Credit Suisse Reported $69 Billion of Outflows Amid Meltdown That Led to UBS Merger

Credit Suisse reported $69 billion in outflows in the first quarter of 2023.

Credit Suisse reported a total of 61.2 billion Swiss francs (CHF) ($69 billion) in outflows in the first quarter of 2023, with a net asset outflow of CHF 47.1 billion ($52 billion) in its wealth management division. The bank also registered a CHF 1.32 billion ($1.48 billion) impairment charge in its wealth management unit in the quarter. However, Credit Suisse reported a net income of CHF 12.43 billion ($13.97 billion) in the first quarter, compared to a net loss of CHF 273 million ($307 million) in the same period in the previous year.

The bank expects to report substantial pre-tax losses in the second quarter of 2023 and 2024. Factors weighing on the bank’s results for the next quarter and year include litigation, regulatory action, credit spreads and related funding costs, and non-core jobs.

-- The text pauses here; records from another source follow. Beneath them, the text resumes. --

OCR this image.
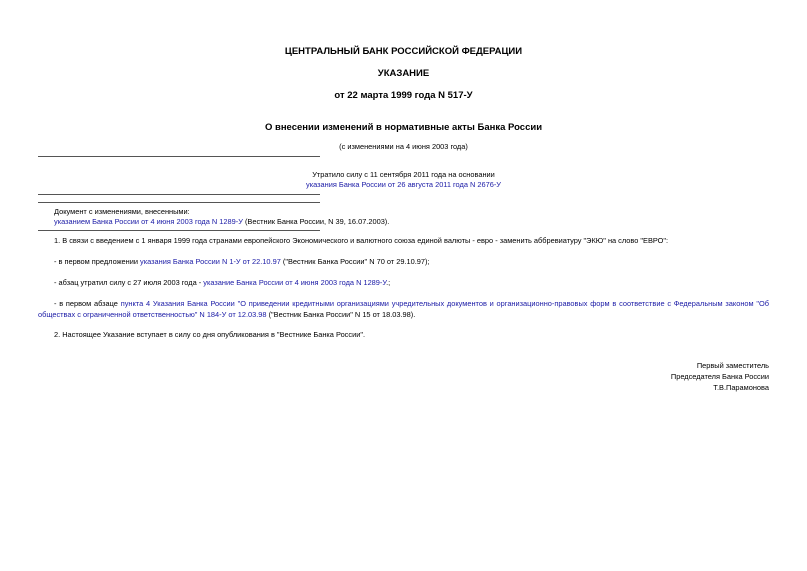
ЦЕНТРАЛЬНЫЙ БАНК РОССИЙСКОЙ ФЕДЕРАЦИИ
УКАЗАНИЕ
от 22 марта 1999 года N 517-У
О внесении изменений в нормативные акты Банка России
(с изменениями на 4 июня 2003 года)
Утратило силу с 11 сентября 2011 года на основании
указания Банка России от 26 августа 2011 года N 2676-У
Документ с изменениями, внесенными:
указанием Банка России от 4 июня 2003 года N 1289-У (Вестник Банка России, N 39, 16.07.2003).
1. В связи с введением с 1 января 1999 года странами европейского Экономического и валютного союза единой валюты - евро - заменить аббревиатуру "ЭКЮ" на слово "ЕВРО":
- в первом предложении указания Банка России N 1-У от 22.10.97 ("Вестник Банка России" N 70 от 29.10.97);
- абзац утратил силу с 27 июля 2003 года - указание Банка России от 4 июня 2003 года N 1289-У.;
- в первом абзаце пункта 4 Указания Банка России "О приведении кредитными организациями учредительных документов и организационно-правовых форм в соответствие с Федеральным законом "Об обществах с ограниченной ответственностью" N 184-У от 12.03.98 ("Вестник Банка России" N 15 от 18.03.98).
2. Настоящее Указание вступает в силу со дня опубликования в "Вестнике Банка России".
Первый заместитель
Председателя Банка России
Т.В.Парамонова
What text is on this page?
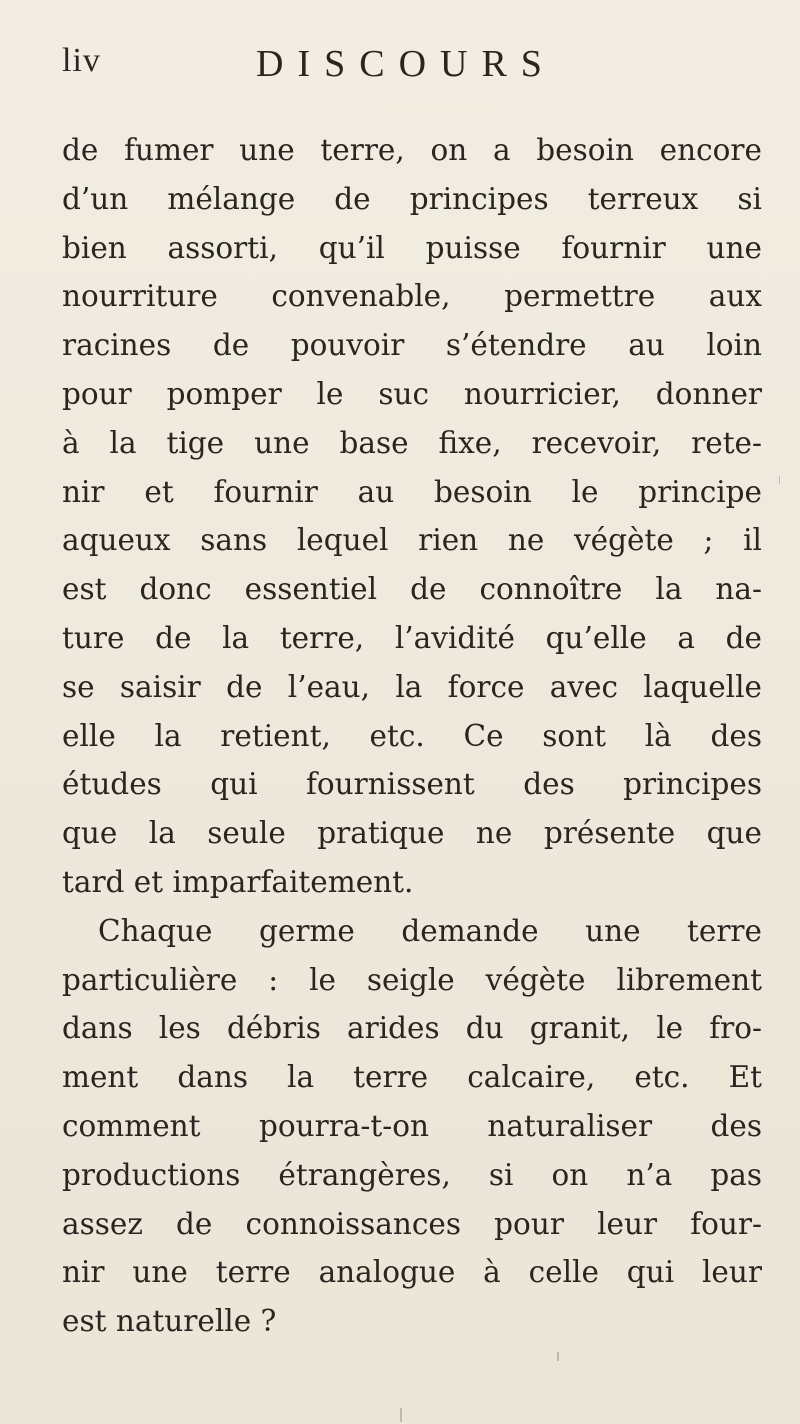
liv	DISCOURS
de fumer une terre, on a besoin encore
d’un mélange de principes terreux si
bien assorti, qu’il puisse fournir une
nourriture convenable, permettre aux
racines de pouvoir s’étendre au loin
pour pomper le suc nourricier, donner
à la tige une base fixe, recevoir, rete-
nir et fournir au besoin le principe
aqueux sans lequel rien ne végète ; il
est donc essentiel de connoître la na-
ture de la terre, l’avidité qu’elle a de
se saisir de l’eau, la force avec laquelle
elle la retient, etc. Ce sont là des
études qui fournissent des principes
que la seule pratique ne présente que
tard et imparfaitement.
Chaque germe demande une terre
particulière : le seigle végète librement
dans les débris arides du granit, le fro-
ment dans la terre calcaire, etc. Et
comment pourra-t-on naturaliser des
productions étrangères, si on n’a pas
assez de connoissances pour leur four-
nir une terre analogue à celle qui leur
est naturelle ?
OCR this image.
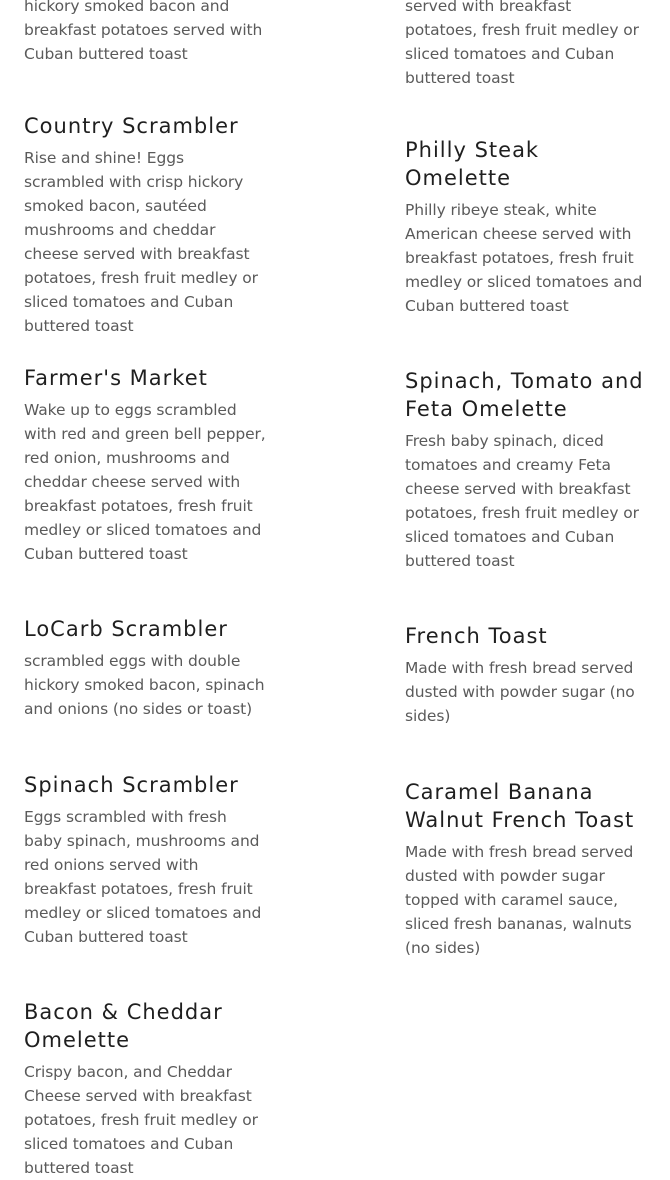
hickory smoked bacon and breakfast potatoes served with Cuban buttered toast

Country Scrambler

Rise and shine! Eggs scrambled with crisp hickory smoked bacon, sautéed mushrooms and cheddar cheese served with breakfast potatoes, fresh fruit medley or sliced tomatoes and Cuban buttered toast

Farmer's Market

Wake up to eggs scrambled with red and green bell pepper, red onion, mushrooms and cheddar cheese served with breakfast potatoes, fresh fruit medley or sliced tomatoes and Cuban buttered toast

LoCarb Scrambler

scrambled eggs with double hickory smoked bacon, spinach and onions (no sides or toast)

Spinach Scrambler

Eggs scrambled with fresh baby spinach, mushrooms and red onions served with breakfast potatoes, fresh fruit medley or sliced tomatoes and Cuban buttered toast

Bacon & Cheddar Omelette

Crispy bacon, and Cheddar Cheese served with breakfast potatoes, fresh fruit medley or sliced tomatoes and Cuban buttered toast

served with breakfast potatoes, fresh fruit medley or sliced tomatoes and Cuban buttered toast

Philly Steak Omelette

Philly ribeye steak, white American cheese served with breakfast potatoes, fresh fruit medley or sliced tomatoes and Cuban buttered toast

Spinach, Tomato and Feta Omelette

Fresh baby spinach, diced tomatoes and creamy Feta cheese served with breakfast potatoes, fresh fruit medley or sliced tomatoes and Cuban buttered toast

French Toast

Made with fresh bread served dusted with powder sugar (no sides)

Caramel Banana Walnut French Toast

Made with fresh bread served dusted with powder sugar topped with caramel sauce, sliced fresh bananas, walnuts (no sides)
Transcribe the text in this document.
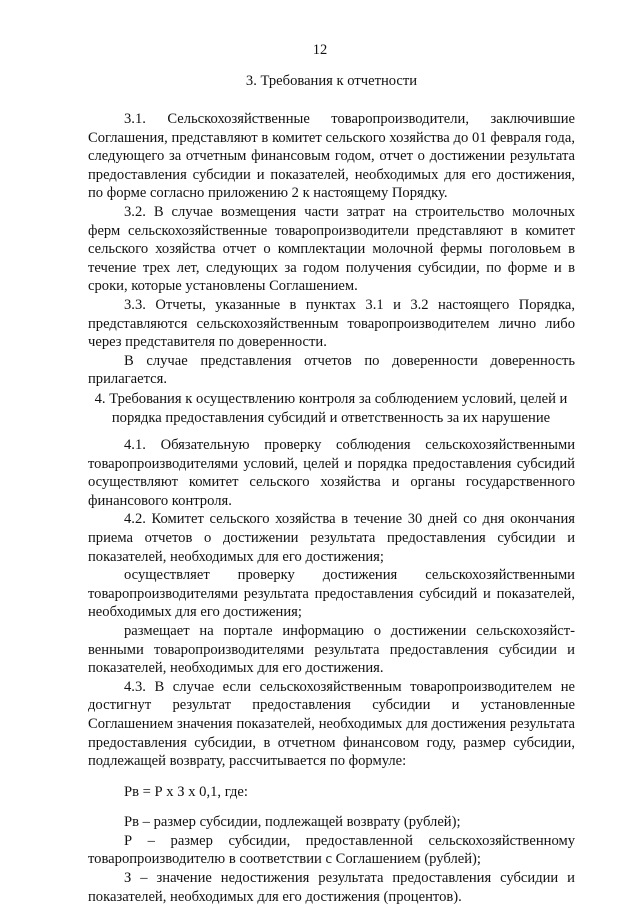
12
3. Требования к отчетности

3.1. Сельскохозяйственные товаропроизводители, заключившие Соглашения, представляют в комитет сельского хозяйства до 01 февраля года, следующего за отчетным финансовым годом, отчет о достижении результата предоставления субсидии и показателей, необходимых для его достижения, по форме согласно приложению 2 к настоящему Порядку.

3.2. В случае возмещения части затрат на строительство молочных ферм сельскохозяйственные товаропроизводители представляют в комитет сельского хозяйства отчет о комплектации молочной фермы поголовьем в течение трех лет, следующих за годом получения субсидии, по форме и в сроки, которые установлены Соглашением.

3.3. Отчеты, указанные в пунктах 3.1 и 3.2 настоящего Порядка, представляются сельскохозяйственным товаропроизводителем лично либо через представителя по доверенности.

В случае представления отчетов по доверенности доверенность прилагается.

4. Требования к осуществлению контроля за соблюдением условий, целей и порядка предоставления субсидий и ответственность за их нарушение

4.1. Обязательную проверку соблюдения сельскохозяйственными товаропроизводителями условий, целей и порядка предоставления субсидий осуществляют комитет сельского хозяйства и органы государственного финансового контроля.

4.2. Комитет сельского хозяйства в течение 30 дней со дня окончания приема отчетов о достижении результата предоставления субсидии и показателей, необходимых для его достижения;

осуществляет проверку достижения сельскохозяйственными товаропроизводителями результата предоставления субсидий и показателей, необходимых для его достижения;

размещает на портале информацию о достижении сельскохозяйст-венными товаропроизводителями результата предоставления субсидии и показателей, необходимых для его достижения.

4.3. В случае если сельскохозяйственным товаропроизводителем не достигнут результат предоставления субсидии и установленные Соглашением значения показателей, необходимых для достижения результата предоставления субсидии, в отчетном финансовом году, размер субсидии, подлежащей возврату, рассчитывается по формуле:

Рв = Р x З x 0,1, где:

Рв – размер субсидии, подлежащей возврату (рублей);

Р – размер субсидии, предоставленной сельскохозяйственному товаропроизводителю в соответствии с Соглашением (рублей);

З – значение недостижения результата предоставления субсидии и показателей, необходимых для его достижения (процентов).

In March 2023, Credit Suisse was absorbed by rival UBS for CHF 3.2 billion ($3.6 billion) as the Swiss regulators stepped in to ring-fence the bank amid a crisis of confidence in banking following the collapse of several lenders in the US. Under the terms of the merger agreement, all shareholders of Credit Suisse received one share in UBS for 22.48 shares in Credit Suisse.

In light of the merger with UBS, Credit Suisse and Michael Klein jointly agreed to terminate Credit Suisse’s $175 million acquisition of Michael Klein’s investment banking business, The Klein Group.

The Swiss Federal Council on April 5 instructed the Swiss Federal Ministry of Finance to cancel or reduce unpaid variable remuneration for Credit Suisse’s top three executives. The bank had net borrowings of CHF 108 billion ($121 billion) provided by Switzerland’s central bank as of March 31, 2023, after repayments of CHF 60 billion ($67 billion) in the quarter, with further repayments of CHF 10 billion ($11 billion) as of April 24, 2023.

Credit Suisse’s key units continued to lose money and shed clients in the first quarter, forcing the bank to borrow far more from a central bank liquidity backstop than previously known. Six months before the merger with UBS, Credit Suisse lost more than CHF 200 billion ($225 billion) of customer deposits. Credit Suisse would have posted a loss without a gain tied to the regulatory decision to wipe out many of its bondholders in the deal.

The quarterly profit was boosted by the write-down of CHF 15 billion ($17 billion) of additional tier 1 capital notes as part of UBS’s acquisition of Credit Suisse, which proved hugely contentious.